What is one supposed to make of these things?

Sunday, 7 September 2008

Rubbing melons into purple faces

Melons have a habit of rolling into or over Bessy's tail. She's begun to take a philosophical angle on them and appears to be rather interested in the phenomenon she describes as pick-up-on-the-purple-man-and-rub-it-in-the-face school of thought. At least, that's what I interpreted from the bark and the tail wag and the look that accompanies lopsided ears, when I woke this Sunday morning. Margaret said the dog needed letting out and that last night's desert had nothing to do with philosophy. She's black and white like that is Margaret, from time to time.

Felix tells me there are three ways to break into prison disguised as a melon. However, for reasons of national security, he won't tell me what they are.

Being a Sunday, though I am thinking of the pleasant haven I call work, I am not there so cannot report on the goings on of George and Cookie. George did mention he was planning a weekend of tumultuous nakedness in abstract places, and Cookie that there was no such thing as a weekend since she had lost them in a bet (which had something to do with moles and souls - not sure - you'd have to ask next time you pop in).

So there I am. The end of a weekend that may well have been pawned to pay for salvation, and the discovery that the person rescuing me might have had two other disguises with which to climb in. If that doesn't tempt you to rub your face purple, I don't know what will.

Tuesday, 2 September 2008

Appending love from blackberries

Funny that there should have been a lover for Bessy hiding in the blackberry. He didn't know he was in there and she had no idea she was searching for him and everything appears to have happened without either really understanding what. I guess that's what happens.

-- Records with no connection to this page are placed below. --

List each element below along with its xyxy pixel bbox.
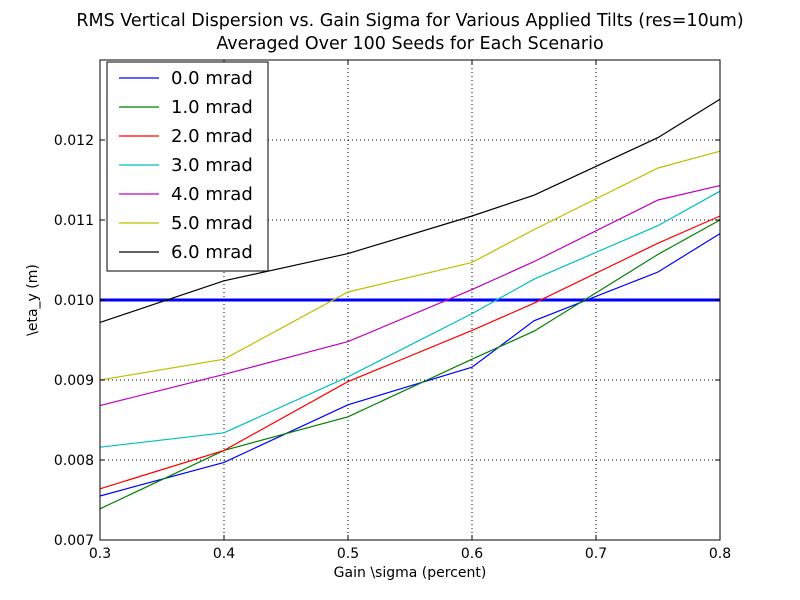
x-tick-label: 0.3	[89, 546, 111, 562]
series-line-2-0-mrad	[99, 215, 721, 490]
legend-box	[106, 61, 269, 272]
legend-label: 6.0 mrad	[171, 242, 253, 263]
legend-label: 4.0 mrad	[171, 184, 253, 205]
legend-label: 1.0 mrad	[171, 97, 253, 118]
y-tick-label: 0.012	[54, 133, 94, 149]
legend-label: 0.0 mrad	[171, 68, 253, 89]
legend-label: 3.0 mrad	[171, 155, 253, 176]
series-line-0-0-mrad	[99, 233, 721, 497]
x-tick-label: 0.6	[461, 546, 483, 562]
y-tick-label: 0.009	[54, 373, 94, 389]
chart-title-line2: Averaged Over 100 Seeds for Each Scenari…	[216, 34, 603, 54]
x-tick-label: 0.8	[709, 546, 731, 562]
y-tick-label: 0.008	[54, 453, 94, 469]
series-line-5-0-mrad	[99, 150, 721, 381]
legend-label: 5.0 mrad	[171, 213, 253, 234]
series-line-6-0-mrad	[99, 98, 721, 323]
chart-title-line1: RMS Vertical Dispersion vs. Gain Sigma f…	[76, 11, 743, 31]
x-tick-label: 0.7	[585, 546, 607, 562]
x-tick-label: 0.5	[337, 546, 359, 562]
legend-label: 2.0 mrad	[171, 126, 253, 147]
x-axis-label: Gain \sigma (percent)	[334, 565, 487, 581]
axis-ticks: 0.3 0.4 0.5 0.6 0.7 0.8 0.007 0.008 0.009 0.010 0.…	[54, 60, 731, 562]
y-axis-label: \eta_y (m)	[25, 264, 41, 336]
y-tick-label: 0.007	[54, 533, 94, 549]
y-tick-label: 0.011	[54, 213, 94, 229]
y-tick-label: 0.010	[54, 293, 94, 309]
series-line-4-0-mrad	[99, 185, 721, 407]
series-line-3-0-mrad	[99, 190, 721, 448]
series-lines	[99, 98, 721, 510]
x-tick-label: 0.4	[213, 546, 235, 562]
legend: 0.0 mrad 1.0 mrad 2.0 mrad 3.0 mrad 4.0 mrad…	[106, 61, 269, 272]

Margaret has gone to visit a school friend. They tell each other that time hasn't moved on and all the machinations of the universe are simply the workings of the bowels of that chap they can't stand who knows all the answers. Which, I guess, says something about knowing too much in a world that stands still.

Felix had misplaced his right foot as I approached this morning for a cup of tea in the rain. For some time now he has had the feeling that parts of his body simply don't want to be with him anymore. I suggested that this is what happens - we fall in and we fall out of friendship - and if he liked he could appropriate me as part of his body, if this helped. I don't think he could think of a use for me so we drank our tea like the old friends we are, sharing a bench rather than a soul.

George and Cookie were absent from work when I arrived at the surgery. I've no idea why so I got on without them. I thought this was a shame and then thought I ought to wait and see, in case it wasn't. And then I thought it wasn't, except I thought I ought to wait and see if it was, in the end, just in case. And then I thought about blackberries and thought about love and small, beautiful things that come and go when one is least expecting it.